The nxn inverse matrix work with steps shows the complete step-by-step calculation for finding a determinant of 4x4, 3x3 or 2x2 matrix $A$ using the matrix inverse formula. For any other matrices, just supply real numbers as elements of matrix and click on the GENERATE WORK button. The grade school students and people who study math use this nxn inverse matrix calculator to generate the work, verify the results of matrix inverse derived by hand, or do their homework problems efficiently. The grade school students can also use this calculator for solving system of linear equations.

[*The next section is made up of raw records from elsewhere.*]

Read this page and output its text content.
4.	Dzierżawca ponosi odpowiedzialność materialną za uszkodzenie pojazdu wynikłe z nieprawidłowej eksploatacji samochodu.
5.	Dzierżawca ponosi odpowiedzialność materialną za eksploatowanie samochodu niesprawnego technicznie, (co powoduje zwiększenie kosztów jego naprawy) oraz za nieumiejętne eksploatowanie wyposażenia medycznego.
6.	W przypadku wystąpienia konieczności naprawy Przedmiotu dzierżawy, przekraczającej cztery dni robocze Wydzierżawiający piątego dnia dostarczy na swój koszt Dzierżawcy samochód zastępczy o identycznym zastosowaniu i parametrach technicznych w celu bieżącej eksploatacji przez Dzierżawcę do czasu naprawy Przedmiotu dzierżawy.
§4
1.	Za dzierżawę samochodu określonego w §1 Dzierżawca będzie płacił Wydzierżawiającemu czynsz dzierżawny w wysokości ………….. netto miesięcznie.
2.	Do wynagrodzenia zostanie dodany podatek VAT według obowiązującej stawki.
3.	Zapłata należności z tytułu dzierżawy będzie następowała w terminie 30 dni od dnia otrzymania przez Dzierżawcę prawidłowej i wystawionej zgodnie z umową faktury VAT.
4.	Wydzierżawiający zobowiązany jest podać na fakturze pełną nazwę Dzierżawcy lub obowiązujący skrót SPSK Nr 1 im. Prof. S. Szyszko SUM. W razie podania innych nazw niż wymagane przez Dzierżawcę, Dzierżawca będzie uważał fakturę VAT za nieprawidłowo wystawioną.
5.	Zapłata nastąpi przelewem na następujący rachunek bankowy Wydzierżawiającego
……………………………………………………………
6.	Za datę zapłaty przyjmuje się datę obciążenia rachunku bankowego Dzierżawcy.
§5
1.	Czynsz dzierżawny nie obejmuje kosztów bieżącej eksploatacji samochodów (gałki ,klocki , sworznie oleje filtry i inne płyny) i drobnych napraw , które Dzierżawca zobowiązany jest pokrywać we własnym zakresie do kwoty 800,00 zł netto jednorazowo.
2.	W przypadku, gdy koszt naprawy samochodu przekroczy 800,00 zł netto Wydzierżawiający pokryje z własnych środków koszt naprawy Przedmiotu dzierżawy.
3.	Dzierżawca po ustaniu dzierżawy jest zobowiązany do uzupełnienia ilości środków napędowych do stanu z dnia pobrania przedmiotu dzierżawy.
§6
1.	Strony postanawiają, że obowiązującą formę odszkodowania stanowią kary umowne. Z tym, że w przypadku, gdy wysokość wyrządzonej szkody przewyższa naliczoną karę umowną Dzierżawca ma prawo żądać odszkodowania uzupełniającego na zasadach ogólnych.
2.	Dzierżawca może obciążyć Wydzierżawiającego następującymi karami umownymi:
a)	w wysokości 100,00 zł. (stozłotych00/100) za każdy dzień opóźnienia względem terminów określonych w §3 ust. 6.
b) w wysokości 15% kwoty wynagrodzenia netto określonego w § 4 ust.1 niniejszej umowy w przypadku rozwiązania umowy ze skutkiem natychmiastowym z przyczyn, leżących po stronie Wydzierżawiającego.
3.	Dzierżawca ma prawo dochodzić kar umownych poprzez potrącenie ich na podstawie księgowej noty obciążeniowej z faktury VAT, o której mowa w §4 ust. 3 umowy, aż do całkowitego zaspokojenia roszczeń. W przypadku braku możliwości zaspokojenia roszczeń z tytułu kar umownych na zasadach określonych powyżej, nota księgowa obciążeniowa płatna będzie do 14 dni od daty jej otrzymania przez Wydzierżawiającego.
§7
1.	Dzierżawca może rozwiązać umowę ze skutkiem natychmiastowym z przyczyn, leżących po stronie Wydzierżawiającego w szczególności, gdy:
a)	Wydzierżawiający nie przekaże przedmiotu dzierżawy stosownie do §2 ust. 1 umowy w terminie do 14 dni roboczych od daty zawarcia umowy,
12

Real World Problems Using Inverse Matrix

Using inverse of matrix, we can solve matrix equations of the types $$AX=B,\quad\mbox{and}\quad XA=B$$ for given matrices $A$ and $B$. If $A^{-1}$ exists, solutions of these equations are

$$X=A^{-1}B,\quad\mbox{and}\quad X=BA^{-1}$$

The solutions of this type exist if and only if products $A^{-1}B$ and $BA^{-1}$ respectively exist. Inverse matrices are useful for $2D$ or $3D$ transformations. For instance, if we consider a point $(a,b)$ in the two-dimensional plane and rotate it around the origin by an angle $\theta$. So, we use the rotation matrix, defined as: $$R(\theta)=\left( \begin{array}{cc} \cos \theta & -\sin\theta \\ \sin\theta &\cos\theta \\ \end{array} \right)$$ If we multiply this matrix by a point, we get the point rotated around the origin by $\theta$. But, if we want to reverse the action, we should use the inverse of the matrix of rotation. So, this concept plays a significant role in computer graphics, particularly in $3D$ graphics and $3D$ simulations.

Inverse Matrix Practice Problems

Practice Problem 1 :
Solve the matrix equation $\left( \begin{array}{cc} 1 & 7 \\ -1 &3 \\ \end{array} \right)X=\left( \begin{array}{cc} 1& -1 \\ -2 &2\\ \end{array} \right)$

Practice Problem 2:
Point $A'(3,5,1)$ is the image of the point $A$ after $90^o$ counterclockwise rotation about the origin $O$. Find the coordinate of the point $A$.

The nxn inverse matrix calculator, equations, example calculation, work with steps, real world problems and practice problems would be very useful for grade school students (K-12 education) to learn the concept of inverse matrix. This concept is conceived in almost all areas of science, so it will be helpful in solving more complex problems.